As I have noted on many occasions, one of the most common structures for angel investments is a note that converts into shares of a future round at a discount to the price in that round. While this has the advantage, among other advantages, of putting off the moment when a valuation of the company must be agreed to, one client has recently pointed out the flip side to this benefit is that it caps the investor’s upside during the period from the angel investment to the moment of conversion into the future round at an amount equal to the relevant discount. While few angels ever worry about this issue, the point is well taken, especially if you believe that the future investor will require your angel investor to give up some (all?) of her discount in connection with the new round. One possible way to work around the issue of a capped upside is to issue low priced warrants to the angel investor. For some reason, venture investors have less of a tendency to bother with warrants than they do with discounted conversions. Needless to say, using warrants raises a lot of issues including how to price them both in terms of actual dollars and as a percentage of the equity of the company. They also introduce another piece of documentation and therefore complexity and expense, which may be OK or not OK depending in part on how much angel money you are raising.

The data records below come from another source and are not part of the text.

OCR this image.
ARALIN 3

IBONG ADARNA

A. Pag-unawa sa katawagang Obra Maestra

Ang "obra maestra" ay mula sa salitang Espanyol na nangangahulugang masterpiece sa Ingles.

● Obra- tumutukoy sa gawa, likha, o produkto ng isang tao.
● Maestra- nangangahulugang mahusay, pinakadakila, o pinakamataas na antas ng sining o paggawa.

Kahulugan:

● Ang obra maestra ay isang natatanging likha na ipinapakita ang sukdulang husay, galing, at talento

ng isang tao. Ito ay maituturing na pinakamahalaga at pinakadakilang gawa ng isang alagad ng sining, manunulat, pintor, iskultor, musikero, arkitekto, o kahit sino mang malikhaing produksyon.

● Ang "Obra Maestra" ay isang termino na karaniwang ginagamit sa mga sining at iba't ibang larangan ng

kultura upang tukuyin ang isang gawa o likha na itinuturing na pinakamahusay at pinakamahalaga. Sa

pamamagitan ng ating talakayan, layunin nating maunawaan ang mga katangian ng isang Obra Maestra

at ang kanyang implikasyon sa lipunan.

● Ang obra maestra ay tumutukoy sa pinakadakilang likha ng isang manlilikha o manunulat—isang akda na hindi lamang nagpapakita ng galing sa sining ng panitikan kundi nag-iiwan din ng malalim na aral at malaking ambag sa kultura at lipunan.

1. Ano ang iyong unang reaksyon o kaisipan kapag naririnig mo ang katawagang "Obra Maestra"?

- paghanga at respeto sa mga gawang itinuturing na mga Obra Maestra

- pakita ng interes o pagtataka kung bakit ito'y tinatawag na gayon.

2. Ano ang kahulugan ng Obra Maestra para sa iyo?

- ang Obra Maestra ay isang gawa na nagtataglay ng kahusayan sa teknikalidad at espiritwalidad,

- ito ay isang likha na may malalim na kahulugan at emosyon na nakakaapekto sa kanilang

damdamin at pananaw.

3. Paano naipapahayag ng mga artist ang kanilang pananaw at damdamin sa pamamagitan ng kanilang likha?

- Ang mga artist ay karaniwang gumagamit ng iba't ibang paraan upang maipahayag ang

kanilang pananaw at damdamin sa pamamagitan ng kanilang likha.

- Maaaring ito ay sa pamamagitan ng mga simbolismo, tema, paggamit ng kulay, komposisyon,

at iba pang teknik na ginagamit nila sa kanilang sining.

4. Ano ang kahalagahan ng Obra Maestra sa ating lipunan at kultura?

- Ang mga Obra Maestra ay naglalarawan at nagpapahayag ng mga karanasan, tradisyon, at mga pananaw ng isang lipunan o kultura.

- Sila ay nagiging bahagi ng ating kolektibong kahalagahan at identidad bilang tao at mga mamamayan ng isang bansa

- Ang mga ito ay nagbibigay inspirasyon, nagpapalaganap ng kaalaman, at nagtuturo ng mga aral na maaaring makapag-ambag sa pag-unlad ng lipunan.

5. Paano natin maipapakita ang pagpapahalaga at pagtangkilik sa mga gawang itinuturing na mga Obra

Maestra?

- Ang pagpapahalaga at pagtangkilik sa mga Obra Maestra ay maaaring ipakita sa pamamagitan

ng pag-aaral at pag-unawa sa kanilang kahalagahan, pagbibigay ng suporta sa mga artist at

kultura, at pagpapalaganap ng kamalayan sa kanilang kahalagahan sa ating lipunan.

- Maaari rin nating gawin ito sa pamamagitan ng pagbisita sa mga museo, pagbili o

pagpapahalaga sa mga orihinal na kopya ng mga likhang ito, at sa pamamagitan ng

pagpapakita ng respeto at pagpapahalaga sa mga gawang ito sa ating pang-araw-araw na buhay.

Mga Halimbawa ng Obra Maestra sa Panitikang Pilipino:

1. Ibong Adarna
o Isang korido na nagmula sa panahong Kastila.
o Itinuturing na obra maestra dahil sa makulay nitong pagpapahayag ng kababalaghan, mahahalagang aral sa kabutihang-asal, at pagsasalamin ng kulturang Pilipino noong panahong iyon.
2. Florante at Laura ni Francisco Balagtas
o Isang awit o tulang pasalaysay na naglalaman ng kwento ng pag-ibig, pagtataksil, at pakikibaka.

More on Noncompete Agreements

As everyone in the tech world knows, California has a statute making employment related noncompete agreements illegal. There is now a movement afoot in to make them illegal in Massachusetts. For reasons that I have noted before, I don’t think making these agreements illegal in Massachusetts will make much, if any, difference in the tech community. On the plus side, it will take one irritating concern off the table for employees seeking to move. But will it really change the east coast tech culture to make it more like Silicon Valley? I don’t think so. Having said that, Paul Boutin in a recent article in Wired described the Silicon Valley employment culture with these words, "Worker mobility gives the tech industry fluidity, velocity, and energy. It creates a culture in which people routinely jump from one job to another, looking to get in on the next must-have product or service. As it happens, that lack of loyalty has been a key driver of the Valley’s rapid innovation over the past three decades…" As evidence he sites AnnaLee Saxenian to the effect that job hopping facilitates the flow of knowledge between individuals and firms. I am guessing that New England has certain cultural traits that make a culture of job hopping unlikely, and doing away with noncompetes, while it will take an important irritant off the table for employees seeking to leave companies, it will not turn New England into Silicon Valley. Much more likely to have this result is for local VCs to start behaving more like west coast VCs – but that is a topic for another post.